EM72 2. Europameisterschaften der Islandpferde in CH St. Moritz

 

EM72 Teil 1: Mengia Isenbügel(-Maissen) CH und Marietta Maissen IS
Max Indermaur war ein erfolgreicher Unternehmer aus Einsiedeln und einer der wichtigsten Pioniere der Schweizer Islandpferdebewegung.
Unter anderem ermöglichte er durch seine finanzielle Unterstützung die Teilnahme der Schweizer Equipe an den ersten Europameisterschaften in Aegidienberg DE, und ebenso durch eigene Tatkraft, indem er selbst einen Teil der EM-Pferde transportierte. Ich hatte das Glück, mit ihm als Beifahrerin zurück in die Schweiz reisen zu dürfen. Und hier beginnt die eigentliche Geschichte.

Auf der langen Fahrt gab es nach dieser ereignisreichen 1. EM in Aegiedienberg viel zu besprechen. Für Max war klar, dass die nächste EM in der Schweiz stattfinden werde.
Nur wo?


Zu dieser Zeit gab es in der Schweiz keinen geeigneten Turnierplatz. Das «Asphaltströssli» in Bennau war ja ausser Diskussion und Max fragte mich, ob mir denn nichts Geeignetes einfalle. Ja, klar! Die schön gelegene Polowiese am St.Moritzersee erschien mir perfekt. Mein damaliger Freund stammte aus St.Moritz, und daher hatte ich einige Male die dortigen Polospiele besucht und fand, dass sich das Gelände ebenso für Islandpferde hervorragend eignen könnte. Die Anlage war grossflächig und topfeben, und aus meiner Sicht ideal für Passrennen; bestimmt besser als die Passstrecke von Aegidienberg, die über einen Wiesenhügel führte. Auch das Klima würde den Pferden sicherlich behagen (der Schneefall bei der Preisverleihung war allerdings nicht geplant). Und die Unterbringung von Pferden und Menschen dürfte im Spätsommer kein Problem darstellen.
Ja, und da hat es gefunkt.


Bezüglich der abenteuerlichen Anfahrt durch die Schinschlucht und über den Julierpass verschwendeten Max und ich als Bergler keinen Gedanken.
Wie es dann schlussendlich dazu kam, dass erfahrene Geschäftsleute auf diese «uh verruckti Idee» aufsprangen und die EM in St. Moritz trotz aller Hindernisse verwirklichten, kann sich bis heute beim bestem Willen niemand mehr erklären.
Aber unvergesslich wird diese 1. Schweizer EM mit all den wilden, turbulenten und schönen Geschichten für uns immer bleiben.
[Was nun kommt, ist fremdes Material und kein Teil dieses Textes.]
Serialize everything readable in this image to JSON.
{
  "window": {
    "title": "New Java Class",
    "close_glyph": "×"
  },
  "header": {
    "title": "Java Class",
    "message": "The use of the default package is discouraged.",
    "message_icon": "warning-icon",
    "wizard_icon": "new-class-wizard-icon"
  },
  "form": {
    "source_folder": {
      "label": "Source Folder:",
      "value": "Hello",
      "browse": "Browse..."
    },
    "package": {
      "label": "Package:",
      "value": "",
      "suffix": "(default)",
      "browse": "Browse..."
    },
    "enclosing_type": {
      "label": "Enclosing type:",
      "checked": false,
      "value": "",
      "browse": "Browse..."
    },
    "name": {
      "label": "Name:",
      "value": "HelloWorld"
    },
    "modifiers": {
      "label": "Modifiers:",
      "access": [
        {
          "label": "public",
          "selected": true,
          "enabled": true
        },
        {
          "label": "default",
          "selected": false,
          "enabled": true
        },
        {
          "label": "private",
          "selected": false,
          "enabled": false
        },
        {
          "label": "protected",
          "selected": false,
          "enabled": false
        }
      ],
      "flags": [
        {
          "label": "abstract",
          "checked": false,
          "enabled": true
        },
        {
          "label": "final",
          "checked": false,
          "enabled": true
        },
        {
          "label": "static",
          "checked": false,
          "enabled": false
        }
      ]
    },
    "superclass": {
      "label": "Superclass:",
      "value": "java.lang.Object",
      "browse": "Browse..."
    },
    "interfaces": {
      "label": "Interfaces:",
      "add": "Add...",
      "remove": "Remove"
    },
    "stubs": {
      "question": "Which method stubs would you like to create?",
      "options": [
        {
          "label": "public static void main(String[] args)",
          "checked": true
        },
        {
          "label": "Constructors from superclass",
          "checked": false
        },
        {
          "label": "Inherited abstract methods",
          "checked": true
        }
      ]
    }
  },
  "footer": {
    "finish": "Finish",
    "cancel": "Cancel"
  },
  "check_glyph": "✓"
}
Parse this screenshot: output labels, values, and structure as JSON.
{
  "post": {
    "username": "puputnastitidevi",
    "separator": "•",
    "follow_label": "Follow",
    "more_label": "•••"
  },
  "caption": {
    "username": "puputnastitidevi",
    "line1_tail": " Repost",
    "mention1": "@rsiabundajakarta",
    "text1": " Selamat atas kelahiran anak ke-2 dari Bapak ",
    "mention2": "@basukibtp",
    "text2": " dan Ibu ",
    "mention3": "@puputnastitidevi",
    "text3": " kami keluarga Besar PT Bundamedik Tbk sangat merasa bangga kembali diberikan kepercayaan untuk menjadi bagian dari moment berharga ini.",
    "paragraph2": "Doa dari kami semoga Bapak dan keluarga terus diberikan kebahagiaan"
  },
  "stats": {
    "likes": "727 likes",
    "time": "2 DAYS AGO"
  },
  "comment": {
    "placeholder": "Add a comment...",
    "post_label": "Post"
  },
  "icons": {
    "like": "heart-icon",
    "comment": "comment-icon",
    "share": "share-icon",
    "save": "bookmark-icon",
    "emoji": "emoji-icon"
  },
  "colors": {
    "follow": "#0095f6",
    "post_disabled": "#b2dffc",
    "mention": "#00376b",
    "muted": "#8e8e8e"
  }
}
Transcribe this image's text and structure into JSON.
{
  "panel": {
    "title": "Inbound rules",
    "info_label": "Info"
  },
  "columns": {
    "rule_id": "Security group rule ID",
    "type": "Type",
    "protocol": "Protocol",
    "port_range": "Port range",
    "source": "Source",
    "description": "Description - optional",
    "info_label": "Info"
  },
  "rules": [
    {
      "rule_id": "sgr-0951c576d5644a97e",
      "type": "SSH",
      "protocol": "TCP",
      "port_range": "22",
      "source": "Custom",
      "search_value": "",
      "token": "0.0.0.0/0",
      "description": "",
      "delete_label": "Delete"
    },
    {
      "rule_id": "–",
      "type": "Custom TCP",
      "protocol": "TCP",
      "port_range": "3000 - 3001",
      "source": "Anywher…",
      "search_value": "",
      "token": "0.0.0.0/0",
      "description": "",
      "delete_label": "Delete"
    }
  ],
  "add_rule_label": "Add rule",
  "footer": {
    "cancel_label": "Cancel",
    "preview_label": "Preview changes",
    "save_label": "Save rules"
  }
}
Ja, und wer hat auch da einmal mehr vieles finanziert?
Ich denke, dass Max Indermaur grosser Dank gebührt; besonders, weil uns damals jungen Wilden die Wahrnehmung und Wertschätzung für seine Pioniertaten im Bereich des Islandpferdesportes oftmals fehlte.

 

Mengia und Marietta


 


 

EM72 Teil 2: Eve(line) Barmettler(-Meier)

Im exklusiven Schweizer Alpenkurort St. Moritz, auf 1900 m.ü.M., sollte nun die 2. Europameisterschaft der Islandpferde ausgetragen werden. Wenn mit jahrzehntelanger Tradition auf dem zugefrorenen St. Moritzersee internationale Pferderennen und Polospiele ausgetragen werden, kann auch eine Europameisterschaft der Isländer dort stattfinden. Punkt. Eine unglaublich herausfordernde Idee von Mengia . . . .

 

Max Indermaur und weitere Pioniere der Schweizer Islandpferdeszene gründeten den Verein AGF Arbeitsgruppe Freizeitpferd und dieser nahm von da an das EM72 Zepter in die Hand.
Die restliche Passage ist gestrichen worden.